Barr was the Biden administration’s second pick for the vice chair for supervision position, which was held by Trump appointee Randal Quarles until last October. Barr was nominated in April, shortly after the White House’s first choice, former Fed governor and Treasury official Sarah Bloom Raskin, withdrew from consideration amid a controversy over her involvement with a Colorado financial technology company. 

Raskin’s contentious nominating hearing put the spotlight on how banks and nonbanks are granted access to the Fed’s payment system and sparked an ongoing power struggle between the Senate Banking Committee and the Federal Reserve Bank of Kansas City. 

Barr, on the other hand, was approved by the committee with relative ease. Key senators, including Pat Toomey of Pennsylvania, the committee's ranking Republican, praised his experience and commitment not to expand the Fed’s statutory mandates.

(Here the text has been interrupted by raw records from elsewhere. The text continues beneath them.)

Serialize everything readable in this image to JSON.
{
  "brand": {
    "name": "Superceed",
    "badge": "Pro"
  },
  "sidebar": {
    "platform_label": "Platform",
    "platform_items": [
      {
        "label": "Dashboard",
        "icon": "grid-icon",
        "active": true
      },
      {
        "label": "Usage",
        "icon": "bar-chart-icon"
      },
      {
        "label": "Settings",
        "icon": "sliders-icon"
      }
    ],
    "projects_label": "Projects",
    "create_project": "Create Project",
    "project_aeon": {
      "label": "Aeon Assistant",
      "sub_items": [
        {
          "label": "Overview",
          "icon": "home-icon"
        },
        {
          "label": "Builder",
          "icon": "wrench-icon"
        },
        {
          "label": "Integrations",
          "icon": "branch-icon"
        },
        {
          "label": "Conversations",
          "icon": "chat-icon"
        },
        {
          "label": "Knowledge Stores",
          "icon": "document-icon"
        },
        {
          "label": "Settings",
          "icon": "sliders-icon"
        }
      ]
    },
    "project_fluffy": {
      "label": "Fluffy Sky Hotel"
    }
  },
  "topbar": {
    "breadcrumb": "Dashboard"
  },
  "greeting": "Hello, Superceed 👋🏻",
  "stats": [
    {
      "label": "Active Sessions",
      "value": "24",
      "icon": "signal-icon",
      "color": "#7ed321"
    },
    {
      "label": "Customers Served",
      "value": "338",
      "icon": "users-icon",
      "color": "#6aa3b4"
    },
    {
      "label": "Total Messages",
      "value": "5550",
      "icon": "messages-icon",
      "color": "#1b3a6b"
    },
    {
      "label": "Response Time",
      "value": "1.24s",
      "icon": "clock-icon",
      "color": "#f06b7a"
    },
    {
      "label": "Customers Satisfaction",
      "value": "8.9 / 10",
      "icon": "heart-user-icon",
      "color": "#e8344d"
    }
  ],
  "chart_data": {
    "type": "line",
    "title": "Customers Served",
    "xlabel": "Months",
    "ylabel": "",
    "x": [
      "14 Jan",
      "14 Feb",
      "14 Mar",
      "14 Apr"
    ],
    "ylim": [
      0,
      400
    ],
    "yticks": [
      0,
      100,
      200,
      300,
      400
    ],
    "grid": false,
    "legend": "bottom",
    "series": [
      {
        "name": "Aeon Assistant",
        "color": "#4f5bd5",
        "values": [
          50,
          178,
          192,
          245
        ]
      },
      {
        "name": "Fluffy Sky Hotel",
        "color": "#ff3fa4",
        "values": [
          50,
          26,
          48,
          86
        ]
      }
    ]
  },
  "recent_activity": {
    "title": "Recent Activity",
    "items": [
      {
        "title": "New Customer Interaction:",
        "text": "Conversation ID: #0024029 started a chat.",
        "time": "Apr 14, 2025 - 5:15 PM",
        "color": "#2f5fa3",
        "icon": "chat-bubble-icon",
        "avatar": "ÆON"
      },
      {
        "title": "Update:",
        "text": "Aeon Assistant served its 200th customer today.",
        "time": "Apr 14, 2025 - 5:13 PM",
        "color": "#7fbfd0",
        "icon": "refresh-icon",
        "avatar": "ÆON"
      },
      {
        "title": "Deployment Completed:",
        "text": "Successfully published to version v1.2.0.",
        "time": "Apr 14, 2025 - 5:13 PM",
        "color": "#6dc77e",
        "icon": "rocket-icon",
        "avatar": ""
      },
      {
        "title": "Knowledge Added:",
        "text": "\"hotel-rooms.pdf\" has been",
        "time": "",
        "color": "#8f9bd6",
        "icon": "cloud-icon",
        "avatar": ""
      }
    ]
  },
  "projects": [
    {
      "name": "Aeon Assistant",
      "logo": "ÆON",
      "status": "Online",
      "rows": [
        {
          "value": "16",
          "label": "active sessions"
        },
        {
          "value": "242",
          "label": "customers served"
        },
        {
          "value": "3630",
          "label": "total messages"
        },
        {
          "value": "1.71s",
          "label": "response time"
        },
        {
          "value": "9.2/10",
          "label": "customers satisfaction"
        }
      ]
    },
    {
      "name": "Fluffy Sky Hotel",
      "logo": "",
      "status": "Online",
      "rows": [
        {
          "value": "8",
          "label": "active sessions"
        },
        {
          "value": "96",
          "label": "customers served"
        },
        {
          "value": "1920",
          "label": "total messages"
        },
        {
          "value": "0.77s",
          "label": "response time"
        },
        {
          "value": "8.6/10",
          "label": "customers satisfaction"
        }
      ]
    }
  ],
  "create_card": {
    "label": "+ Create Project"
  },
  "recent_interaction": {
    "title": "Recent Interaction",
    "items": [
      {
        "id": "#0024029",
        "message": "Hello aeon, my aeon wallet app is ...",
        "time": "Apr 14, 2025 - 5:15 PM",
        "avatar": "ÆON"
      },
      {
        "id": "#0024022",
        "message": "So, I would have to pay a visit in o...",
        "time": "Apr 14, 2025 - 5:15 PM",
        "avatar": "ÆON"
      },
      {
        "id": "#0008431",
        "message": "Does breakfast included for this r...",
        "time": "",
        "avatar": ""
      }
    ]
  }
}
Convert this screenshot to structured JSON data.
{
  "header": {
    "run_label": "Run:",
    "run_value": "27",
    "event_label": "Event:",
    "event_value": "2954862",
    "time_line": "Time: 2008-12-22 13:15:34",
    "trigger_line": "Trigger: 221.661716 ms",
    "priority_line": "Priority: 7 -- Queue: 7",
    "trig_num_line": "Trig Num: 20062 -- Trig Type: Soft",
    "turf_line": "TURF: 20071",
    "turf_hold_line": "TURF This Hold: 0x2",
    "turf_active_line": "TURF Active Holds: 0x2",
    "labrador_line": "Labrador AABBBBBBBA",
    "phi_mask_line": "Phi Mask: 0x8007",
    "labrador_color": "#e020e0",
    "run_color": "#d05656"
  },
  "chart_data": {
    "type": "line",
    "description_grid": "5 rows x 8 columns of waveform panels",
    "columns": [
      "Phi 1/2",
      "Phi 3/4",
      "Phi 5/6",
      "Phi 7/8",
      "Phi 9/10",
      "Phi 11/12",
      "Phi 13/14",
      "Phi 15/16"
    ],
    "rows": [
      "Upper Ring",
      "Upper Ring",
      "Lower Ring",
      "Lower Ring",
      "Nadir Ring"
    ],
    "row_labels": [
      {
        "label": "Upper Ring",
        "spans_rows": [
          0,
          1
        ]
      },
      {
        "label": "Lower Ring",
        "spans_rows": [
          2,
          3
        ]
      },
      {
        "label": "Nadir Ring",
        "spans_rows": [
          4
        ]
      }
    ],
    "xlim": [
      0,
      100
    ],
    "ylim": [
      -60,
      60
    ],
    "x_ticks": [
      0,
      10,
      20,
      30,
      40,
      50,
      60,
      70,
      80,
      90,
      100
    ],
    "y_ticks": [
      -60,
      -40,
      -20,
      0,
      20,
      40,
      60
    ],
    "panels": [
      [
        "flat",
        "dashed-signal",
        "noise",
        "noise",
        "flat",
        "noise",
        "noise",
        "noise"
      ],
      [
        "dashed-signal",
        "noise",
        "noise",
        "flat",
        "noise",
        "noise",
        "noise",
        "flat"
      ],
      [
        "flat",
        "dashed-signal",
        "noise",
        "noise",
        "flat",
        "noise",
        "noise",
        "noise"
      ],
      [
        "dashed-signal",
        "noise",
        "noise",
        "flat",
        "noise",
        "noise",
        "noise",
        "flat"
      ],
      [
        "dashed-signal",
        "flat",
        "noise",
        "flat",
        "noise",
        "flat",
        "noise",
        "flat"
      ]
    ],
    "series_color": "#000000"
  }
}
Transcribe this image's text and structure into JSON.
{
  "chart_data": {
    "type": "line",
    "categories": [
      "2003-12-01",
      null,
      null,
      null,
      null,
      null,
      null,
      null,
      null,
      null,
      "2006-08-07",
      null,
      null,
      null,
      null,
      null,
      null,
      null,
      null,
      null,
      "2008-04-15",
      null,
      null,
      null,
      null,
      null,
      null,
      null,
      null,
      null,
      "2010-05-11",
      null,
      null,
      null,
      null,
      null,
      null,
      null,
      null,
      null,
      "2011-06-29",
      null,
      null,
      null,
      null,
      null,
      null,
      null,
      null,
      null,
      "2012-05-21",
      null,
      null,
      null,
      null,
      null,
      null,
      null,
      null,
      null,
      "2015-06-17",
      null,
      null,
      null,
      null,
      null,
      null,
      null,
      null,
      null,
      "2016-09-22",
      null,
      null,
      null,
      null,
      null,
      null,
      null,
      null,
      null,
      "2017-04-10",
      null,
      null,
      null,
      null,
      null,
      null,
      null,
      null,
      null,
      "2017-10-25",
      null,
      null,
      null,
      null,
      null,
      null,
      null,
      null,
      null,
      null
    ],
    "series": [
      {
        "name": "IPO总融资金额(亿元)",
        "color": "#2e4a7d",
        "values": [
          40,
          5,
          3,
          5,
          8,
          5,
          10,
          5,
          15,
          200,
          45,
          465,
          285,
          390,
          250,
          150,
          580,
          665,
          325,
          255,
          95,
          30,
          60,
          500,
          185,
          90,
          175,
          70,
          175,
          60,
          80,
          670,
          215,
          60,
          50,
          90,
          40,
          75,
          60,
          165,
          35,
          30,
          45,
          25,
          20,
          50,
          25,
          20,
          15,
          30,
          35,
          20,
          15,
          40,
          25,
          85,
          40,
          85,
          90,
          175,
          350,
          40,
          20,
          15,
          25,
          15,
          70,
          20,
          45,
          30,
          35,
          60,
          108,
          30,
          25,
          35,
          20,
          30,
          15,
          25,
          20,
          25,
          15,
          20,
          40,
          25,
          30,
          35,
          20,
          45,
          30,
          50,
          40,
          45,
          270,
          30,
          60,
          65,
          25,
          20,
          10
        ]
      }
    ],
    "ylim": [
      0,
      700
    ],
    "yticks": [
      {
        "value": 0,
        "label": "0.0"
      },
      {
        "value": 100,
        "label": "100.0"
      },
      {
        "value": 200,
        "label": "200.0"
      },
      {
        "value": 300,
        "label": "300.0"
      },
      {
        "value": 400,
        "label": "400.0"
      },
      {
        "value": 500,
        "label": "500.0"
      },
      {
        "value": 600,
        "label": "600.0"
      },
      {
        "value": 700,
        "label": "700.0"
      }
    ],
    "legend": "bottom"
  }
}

Barr’s career in financial policy and regulation spans a quarter of a century, dating to stints in the State and Treasury departments during the Clinton administration. In the Obama White House, he served as assistant secretary of the Treasury for financial institutions and played a crucial role in implementing Dodd-Frank. 

After leaving public office, Barr held a series of teaching and administrative positions at the University of Michigan. On Monday, he stepped down as the dean of the university’s Gerald R. Ford School of Public Policy. 

Barr has also advised and invested in dozens of financial technology companies, a point of contention among progress activist groups and left-leaning Democrats that appears to have contributed to his falling out of the running last year to be comptroller of the currency. But little was made of these investments during his nominating process. Barr has divested all of his fintech holdings.